I've just discovered the University of Washington Department of Research's "Science Forum Colloquium Series." There are some interesting topics listed. Last month's subject was Chemistry, and the topic was: "Computation as a Route to Progress in Chemistry." On the 18th of this month, the subject is Computer Science, and the topic is: "Google and Beyond: The Future of Web Search." In May there's Mathematics and "String Theory and Mathematics."

The problem is that these colloquiums are held on Fridays at 3:30. I'd have to skip work to go.

In addition to being an old hippie, I'm also a science geek.

Last night, at the Church Council meeting, I got re-elected for another year-long term as Council Secretary. Just like my first term, it was not a position I pursued. Writing those Council meeting minutes has felt like an obligation (as opposed to a pleasure) at times, but as obligations go, it's not a bad one.

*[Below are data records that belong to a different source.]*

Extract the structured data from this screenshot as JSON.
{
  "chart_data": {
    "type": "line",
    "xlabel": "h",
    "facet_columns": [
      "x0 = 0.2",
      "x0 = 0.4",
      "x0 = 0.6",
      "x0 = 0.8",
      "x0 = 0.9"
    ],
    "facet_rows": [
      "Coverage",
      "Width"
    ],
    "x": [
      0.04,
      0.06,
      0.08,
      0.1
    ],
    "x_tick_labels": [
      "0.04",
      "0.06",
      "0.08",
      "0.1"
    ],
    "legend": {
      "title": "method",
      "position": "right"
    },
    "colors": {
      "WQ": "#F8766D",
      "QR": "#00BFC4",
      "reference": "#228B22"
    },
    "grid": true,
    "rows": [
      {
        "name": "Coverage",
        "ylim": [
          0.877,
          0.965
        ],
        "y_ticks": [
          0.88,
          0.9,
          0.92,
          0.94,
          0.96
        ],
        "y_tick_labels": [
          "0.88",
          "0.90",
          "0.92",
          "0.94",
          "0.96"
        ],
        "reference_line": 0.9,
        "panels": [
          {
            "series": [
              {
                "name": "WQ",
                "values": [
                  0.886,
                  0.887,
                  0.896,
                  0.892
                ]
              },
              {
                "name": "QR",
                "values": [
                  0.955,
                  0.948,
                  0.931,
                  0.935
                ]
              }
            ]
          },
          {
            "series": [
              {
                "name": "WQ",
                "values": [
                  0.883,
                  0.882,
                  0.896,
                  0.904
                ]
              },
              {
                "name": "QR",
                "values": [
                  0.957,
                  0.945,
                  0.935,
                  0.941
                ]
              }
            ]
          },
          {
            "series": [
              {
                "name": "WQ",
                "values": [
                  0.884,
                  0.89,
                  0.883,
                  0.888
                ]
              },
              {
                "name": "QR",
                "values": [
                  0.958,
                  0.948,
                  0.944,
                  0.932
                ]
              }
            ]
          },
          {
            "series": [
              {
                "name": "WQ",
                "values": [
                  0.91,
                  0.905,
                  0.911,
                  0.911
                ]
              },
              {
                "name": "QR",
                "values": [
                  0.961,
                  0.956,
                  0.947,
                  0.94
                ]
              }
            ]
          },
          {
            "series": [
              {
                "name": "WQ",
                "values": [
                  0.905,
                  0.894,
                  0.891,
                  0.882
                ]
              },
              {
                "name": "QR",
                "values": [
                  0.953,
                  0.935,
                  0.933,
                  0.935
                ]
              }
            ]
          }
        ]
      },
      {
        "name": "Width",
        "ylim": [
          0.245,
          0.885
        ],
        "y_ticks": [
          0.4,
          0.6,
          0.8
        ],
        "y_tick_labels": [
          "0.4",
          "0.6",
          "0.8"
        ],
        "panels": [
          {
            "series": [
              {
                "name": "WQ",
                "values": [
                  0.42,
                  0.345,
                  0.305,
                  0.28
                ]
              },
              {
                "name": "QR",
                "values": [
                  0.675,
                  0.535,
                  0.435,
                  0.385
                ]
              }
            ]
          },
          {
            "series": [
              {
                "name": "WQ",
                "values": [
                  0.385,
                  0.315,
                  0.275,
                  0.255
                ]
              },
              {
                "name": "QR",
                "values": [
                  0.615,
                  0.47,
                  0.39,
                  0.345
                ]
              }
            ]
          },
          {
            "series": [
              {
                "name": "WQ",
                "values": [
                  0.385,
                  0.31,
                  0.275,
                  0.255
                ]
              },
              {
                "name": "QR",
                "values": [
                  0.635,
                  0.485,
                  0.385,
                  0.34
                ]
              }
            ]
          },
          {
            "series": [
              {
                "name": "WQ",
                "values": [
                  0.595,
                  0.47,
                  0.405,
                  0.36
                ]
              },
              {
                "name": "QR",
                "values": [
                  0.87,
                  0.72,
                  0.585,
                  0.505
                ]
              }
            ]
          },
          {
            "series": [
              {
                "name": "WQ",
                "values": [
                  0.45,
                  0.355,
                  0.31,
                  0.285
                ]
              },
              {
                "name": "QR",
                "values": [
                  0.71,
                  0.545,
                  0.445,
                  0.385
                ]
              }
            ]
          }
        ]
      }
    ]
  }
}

Tuesday, February 08, 2005

Last night, as I was driving home on I-5 after helping Mom get ready for the move, I had the radio tuned to KMTT (The Mountain). A program was on called "The Chill Side Of The Mountain," which is a late night collection of ambient and acoustic music - mellow tunes, in other words. I cranked the volume up when Dead Can Dance's "Tell Me About The Forest (you once called home)" came on. That was really nice. Dead Can Dance was a great band.

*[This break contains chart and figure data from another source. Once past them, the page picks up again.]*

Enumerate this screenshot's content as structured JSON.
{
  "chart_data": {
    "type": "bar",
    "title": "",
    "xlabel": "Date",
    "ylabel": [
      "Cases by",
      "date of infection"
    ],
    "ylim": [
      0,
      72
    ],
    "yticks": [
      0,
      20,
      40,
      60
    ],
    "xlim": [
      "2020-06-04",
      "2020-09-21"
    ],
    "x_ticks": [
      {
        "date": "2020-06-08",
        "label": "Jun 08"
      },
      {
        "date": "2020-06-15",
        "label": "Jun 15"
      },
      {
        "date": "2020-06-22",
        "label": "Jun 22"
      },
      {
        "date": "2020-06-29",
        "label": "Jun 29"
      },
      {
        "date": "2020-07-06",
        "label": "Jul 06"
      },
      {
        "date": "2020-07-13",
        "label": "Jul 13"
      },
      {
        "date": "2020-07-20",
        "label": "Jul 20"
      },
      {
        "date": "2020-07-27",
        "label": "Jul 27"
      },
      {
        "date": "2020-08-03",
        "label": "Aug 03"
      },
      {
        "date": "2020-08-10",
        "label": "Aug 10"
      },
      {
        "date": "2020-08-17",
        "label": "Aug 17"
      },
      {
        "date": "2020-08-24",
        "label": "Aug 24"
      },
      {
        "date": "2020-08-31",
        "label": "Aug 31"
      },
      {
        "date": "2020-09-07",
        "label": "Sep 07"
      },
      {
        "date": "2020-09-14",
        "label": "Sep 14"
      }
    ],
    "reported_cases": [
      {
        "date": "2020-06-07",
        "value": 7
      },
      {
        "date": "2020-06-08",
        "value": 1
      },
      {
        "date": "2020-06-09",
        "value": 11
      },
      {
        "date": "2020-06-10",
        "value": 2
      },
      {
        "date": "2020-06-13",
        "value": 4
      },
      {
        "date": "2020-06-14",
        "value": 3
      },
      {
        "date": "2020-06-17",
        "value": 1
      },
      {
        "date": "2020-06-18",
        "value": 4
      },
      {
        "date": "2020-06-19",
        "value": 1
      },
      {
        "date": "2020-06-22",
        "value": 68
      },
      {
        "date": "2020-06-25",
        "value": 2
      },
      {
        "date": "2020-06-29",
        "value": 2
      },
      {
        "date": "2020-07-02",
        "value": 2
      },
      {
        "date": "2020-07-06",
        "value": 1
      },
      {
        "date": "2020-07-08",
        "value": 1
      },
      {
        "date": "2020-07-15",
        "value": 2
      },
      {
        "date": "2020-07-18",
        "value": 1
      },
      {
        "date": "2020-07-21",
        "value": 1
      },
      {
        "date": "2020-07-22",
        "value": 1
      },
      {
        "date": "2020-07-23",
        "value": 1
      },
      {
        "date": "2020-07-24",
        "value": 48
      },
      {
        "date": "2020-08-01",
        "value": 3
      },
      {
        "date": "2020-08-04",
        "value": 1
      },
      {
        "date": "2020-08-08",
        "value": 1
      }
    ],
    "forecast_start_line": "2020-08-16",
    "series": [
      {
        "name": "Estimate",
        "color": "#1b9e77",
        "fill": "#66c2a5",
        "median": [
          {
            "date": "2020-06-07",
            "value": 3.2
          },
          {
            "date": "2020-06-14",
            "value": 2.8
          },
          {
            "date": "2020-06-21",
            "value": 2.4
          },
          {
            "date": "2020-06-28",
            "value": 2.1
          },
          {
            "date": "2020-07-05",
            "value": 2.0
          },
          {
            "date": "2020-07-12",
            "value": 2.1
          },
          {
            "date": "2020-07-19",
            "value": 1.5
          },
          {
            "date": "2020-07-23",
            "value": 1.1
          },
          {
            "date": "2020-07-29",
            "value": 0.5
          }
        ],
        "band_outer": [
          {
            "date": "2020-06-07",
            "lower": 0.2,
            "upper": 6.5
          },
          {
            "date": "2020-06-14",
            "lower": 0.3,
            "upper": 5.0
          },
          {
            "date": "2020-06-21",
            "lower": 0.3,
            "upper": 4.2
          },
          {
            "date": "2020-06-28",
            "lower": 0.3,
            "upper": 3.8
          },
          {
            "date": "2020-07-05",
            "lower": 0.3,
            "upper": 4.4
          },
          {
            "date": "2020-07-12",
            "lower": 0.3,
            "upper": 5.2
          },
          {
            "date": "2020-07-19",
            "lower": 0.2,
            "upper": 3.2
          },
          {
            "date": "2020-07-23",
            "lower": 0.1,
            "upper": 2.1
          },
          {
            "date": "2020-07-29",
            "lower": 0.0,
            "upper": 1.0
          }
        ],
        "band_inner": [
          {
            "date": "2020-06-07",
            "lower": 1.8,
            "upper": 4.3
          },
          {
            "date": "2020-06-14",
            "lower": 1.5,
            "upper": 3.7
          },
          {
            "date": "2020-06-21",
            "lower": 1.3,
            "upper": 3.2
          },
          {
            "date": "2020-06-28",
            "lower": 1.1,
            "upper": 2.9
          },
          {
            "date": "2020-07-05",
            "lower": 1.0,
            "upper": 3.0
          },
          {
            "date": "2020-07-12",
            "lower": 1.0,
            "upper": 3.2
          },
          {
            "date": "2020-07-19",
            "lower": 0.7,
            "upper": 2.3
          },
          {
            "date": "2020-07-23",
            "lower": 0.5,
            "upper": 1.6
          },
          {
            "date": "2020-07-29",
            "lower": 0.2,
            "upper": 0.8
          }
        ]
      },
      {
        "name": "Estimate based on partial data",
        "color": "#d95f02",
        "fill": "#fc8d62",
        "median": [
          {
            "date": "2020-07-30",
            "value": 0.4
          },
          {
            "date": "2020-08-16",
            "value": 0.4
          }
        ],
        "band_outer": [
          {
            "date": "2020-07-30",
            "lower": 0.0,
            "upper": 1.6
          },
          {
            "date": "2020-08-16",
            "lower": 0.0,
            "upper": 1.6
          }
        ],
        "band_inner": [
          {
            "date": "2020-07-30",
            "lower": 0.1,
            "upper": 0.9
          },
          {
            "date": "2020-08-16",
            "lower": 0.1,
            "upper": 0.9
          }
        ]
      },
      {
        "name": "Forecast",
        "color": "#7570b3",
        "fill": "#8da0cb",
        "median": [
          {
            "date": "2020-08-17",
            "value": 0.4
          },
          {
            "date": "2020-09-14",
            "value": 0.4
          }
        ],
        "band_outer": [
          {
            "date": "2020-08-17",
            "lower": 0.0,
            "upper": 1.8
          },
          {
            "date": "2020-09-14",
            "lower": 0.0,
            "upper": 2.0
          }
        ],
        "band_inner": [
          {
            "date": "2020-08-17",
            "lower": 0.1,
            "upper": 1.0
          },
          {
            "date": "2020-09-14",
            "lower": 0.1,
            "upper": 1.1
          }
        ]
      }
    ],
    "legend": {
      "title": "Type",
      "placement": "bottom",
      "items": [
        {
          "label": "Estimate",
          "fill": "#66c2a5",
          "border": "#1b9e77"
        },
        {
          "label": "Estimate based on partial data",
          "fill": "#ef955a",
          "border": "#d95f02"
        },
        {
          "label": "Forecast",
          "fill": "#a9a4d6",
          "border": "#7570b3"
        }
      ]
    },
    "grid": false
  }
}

I really am an old hippie.

Monday, February 07, 2005

I am very intrigued by Boogeyman. I keep thinking about it, and reading reviews of it (all but one of them negative, so far). I mean, I've seen plenty of bad movies on The Sci-Fi Channel before - with clichéd plots, poor acting, gaps in logic, cut-rate CGI effects, etc - but Boogeyman went beyond incompetence. All those loose threads in the story, and that amazingly sudden ending, makes me wonder if, besides being a poorly made movie, there was some studio interference involved - like maybe it was a three hour movie edited down to an hour and a half, or something. That's why I keep reading the reviews. I do love a mystery.

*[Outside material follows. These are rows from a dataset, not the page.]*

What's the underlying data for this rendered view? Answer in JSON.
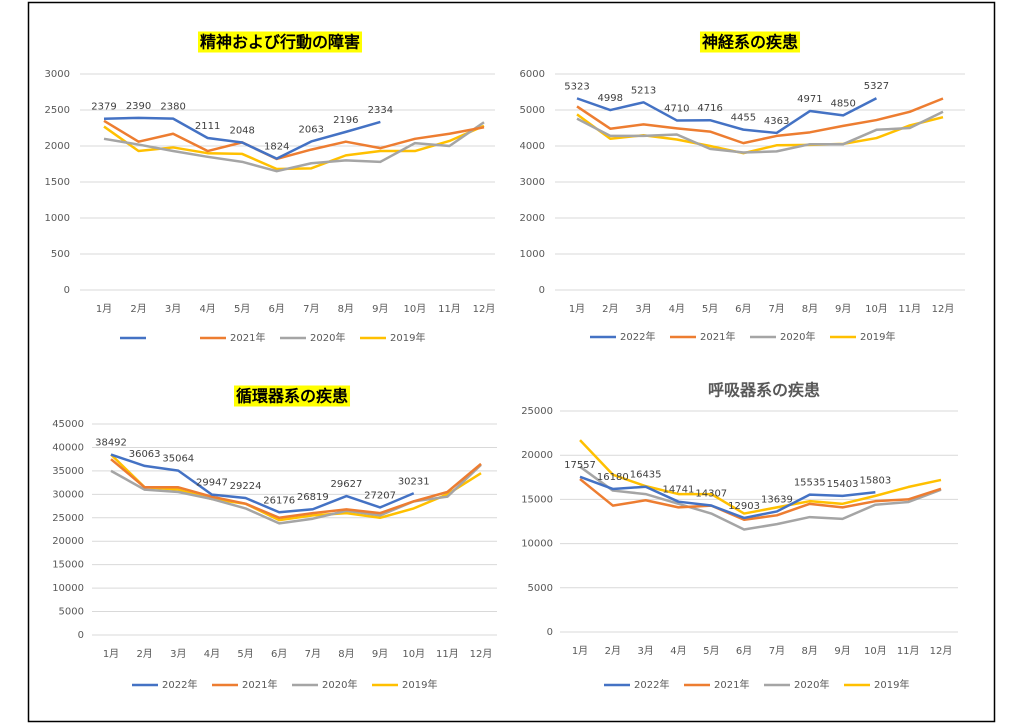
{
  "chart_data": [
    {
      "type": "line",
      "title": "精神および行動の障害",
      "title_highlight": "#ffff00",
      "categories": [
        "1月",
        "2月",
        "3月",
        "4月",
        "5月",
        "6月",
        "7月",
        "8月",
        "9月",
        "10月",
        "11月",
        "12月"
      ],
      "ylim": [
        0,
        3000
      ],
      "yticks": [
        0,
        500,
        1000,
        1500,
        2000,
        2500,
        3000
      ],
      "grid": true,
      "series": [
        {
          "name": null,
          "color": "#4472c4",
          "values": [
            2379,
            2390,
            2380,
            2111,
            2048,
            1824,
            2063,
            2196,
            2334,
            null,
            null,
            null
          ],
          "labels": true
        },
        {
          "name": "2021年",
          "color": "#ed7d31",
          "values": [
            2350,
            2060,
            2170,
            1930,
            2050,
            1820,
            1950,
            2060,
            1970,
            2100,
            2170,
            2260
          ]
        },
        {
          "name": "2020年",
          "color": "#a5a5a5",
          "values": [
            2100,
            2020,
            1930,
            1850,
            1780,
            1650,
            1760,
            1800,
            1780,
            2040,
            2000,
            2330
          ]
        },
        {
          "name": "2019年",
          "color": "#ffc000",
          "values": [
            2270,
            1930,
            1980,
            1900,
            1890,
            1680,
            1690,
            1870,
            1930,
            1930,
            2070,
            2280
          ]
        }
      ]
    },
    {
      "type": "line",
      "title": "神経系の疾患",
      "title_highlight": "#ffff00",
      "categories": [
        "1月",
        "2月",
        "3月",
        "4月",
        "5月",
        "6月",
        "7月",
        "8月",
        "9月",
        "10月",
        "11月",
        "12月"
      ],
      "ylim": [
        0,
        6000
      ],
      "yticks": [
        0,
        1000,
        2000,
        3000,
        4000,
        5000,
        6000
      ],
      "grid": true,
      "series": [
        {
          "name": "2022年",
          "color": "#4472c4",
          "values": [
            5323,
            4998,
            5213,
            4710,
            4716,
            4455,
            4363,
            4971,
            4850,
            5327,
            null,
            null
          ],
          "labels": true
        },
        {
          "name": "2021年",
          "color": "#ed7d31",
          "values": [
            5100,
            4480,
            4600,
            4490,
            4400,
            4080,
            4280,
            4380,
            4560,
            4720,
            4950,
            5320
          ]
        },
        {
          "name": "2020年",
          "color": "#a5a5a5",
          "values": [
            4760,
            4280,
            4280,
            4320,
            3920,
            3820,
            3850,
            4050,
            4050,
            4450,
            4500,
            4950
          ]
        },
        {
          "name": "2019年",
          "color": "#ffc000",
          "values": [
            4880,
            4200,
            4300,
            4180,
            4000,
            3800,
            4020,
            4030,
            4060,
            4220,
            4570,
            4800
          ]
        }
      ]
    },
    {
      "type": "line",
      "title": "循環器系の疾患",
      "title_highlight": "#ffff00",
      "categories": [
        "1月",
        "2月",
        "3月",
        "4月",
        "5月",
        "6月",
        "7月",
        "8月",
        "9月",
        "10月",
        "11月",
        "12月"
      ],
      "ylim": [
        0,
        45000
      ],
      "yticks": [
        0,
        5000,
        10000,
        15000,
        20000,
        25000,
        30000,
        35000,
        40000,
        45000
      ],
      "grid": true,
      "series": [
        {
          "name": "2022年",
          "color": "#4472c4",
          "values": [
            38492,
            36063,
            35064,
            29947,
            29224,
            26176,
            26819,
            29627,
            27207,
            30231,
            null,
            null
          ],
          "labels": true
        },
        {
          "name": "2021年",
          "color": "#ed7d31",
          "values": [
            37500,
            31500,
            31500,
            29500,
            28000,
            25000,
            26000,
            26800,
            26000,
            28500,
            30500,
            36500
          ]
        },
        {
          "name": "2020年",
          "color": "#a5a5a5",
          "values": [
            35000,
            31000,
            30500,
            29000,
            27000,
            23800,
            24800,
            26500,
            25500,
            28500,
            29500,
            36300
          ]
        },
        {
          "name": "2019年",
          "color": "#ffc000",
          "values": [
            38500,
            31500,
            31000,
            29000,
            28000,
            24500,
            25500,
            26000,
            25000,
            27000,
            30000,
            34500
          ]
        }
      ]
    },
    {
      "type": "line",
      "title": "呼吸器系の疾患",
      "categories": [
        "1月",
        "2月",
        "3月",
        "4月",
        "5月",
        "6月",
        "7月",
        "8月",
        "9月",
        "10月",
        "11月",
        "12月"
      ],
      "ylim": [
        0,
        25000
      ],
      "yticks": [
        0,
        5000,
        10000,
        15000,
        20000,
        25000
      ],
      "grid": true,
      "series": [
        {
          "name": "2022年",
          "color": "#4472c4",
          "values": [
            17557,
            16180,
            16435,
            14741,
            14307,
            12903,
            13639,
            15535,
            15403,
            15803,
            null,
            null
          ],
          "labels": true
        },
        {
          "name": "2021年",
          "color": "#ed7d31",
          "values": [
            17300,
            14300,
            14900,
            14100,
            14300,
            12700,
            13200,
            14500,
            14100,
            14800,
            15000,
            16200
          ]
        },
        {
          "name": "2020年",
          "color": "#a5a5a5",
          "values": [
            18700,
            16000,
            15600,
            14500,
            13400,
            11600,
            12200,
            13000,
            12800,
            14400,
            14700,
            16100
          ]
        },
        {
          "name": "2019年",
          "color": "#ffc000",
          "values": [
            21700,
            17800,
            16500,
            15600,
            15600,
            13400,
            14100,
            14800,
            14500,
            15400,
            16400,
            17200
          ]
        }
      ]
    }
  ]
}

Then, this morning, I read a posting by some person in the Internet Movie Database message boards who called the movie a "metaphoric masterpiece." This person was serious, too - judging by his or her responses to people who enjoyed his or her "sarcasm." This person had this whole theory about how the movie is really a metaphor for homosexuality. The main character is afraid of closets, but can't avoid them. He rejects his father and bonds with his uncle. He ignored the advances of the girl next door, and has a rich girlfriend who he doesn't bond with. And so on. Personally, I think the person is wrong - he or she is just reading too much into a terrible movie - but it was interesting to read a well thought out minority opinion.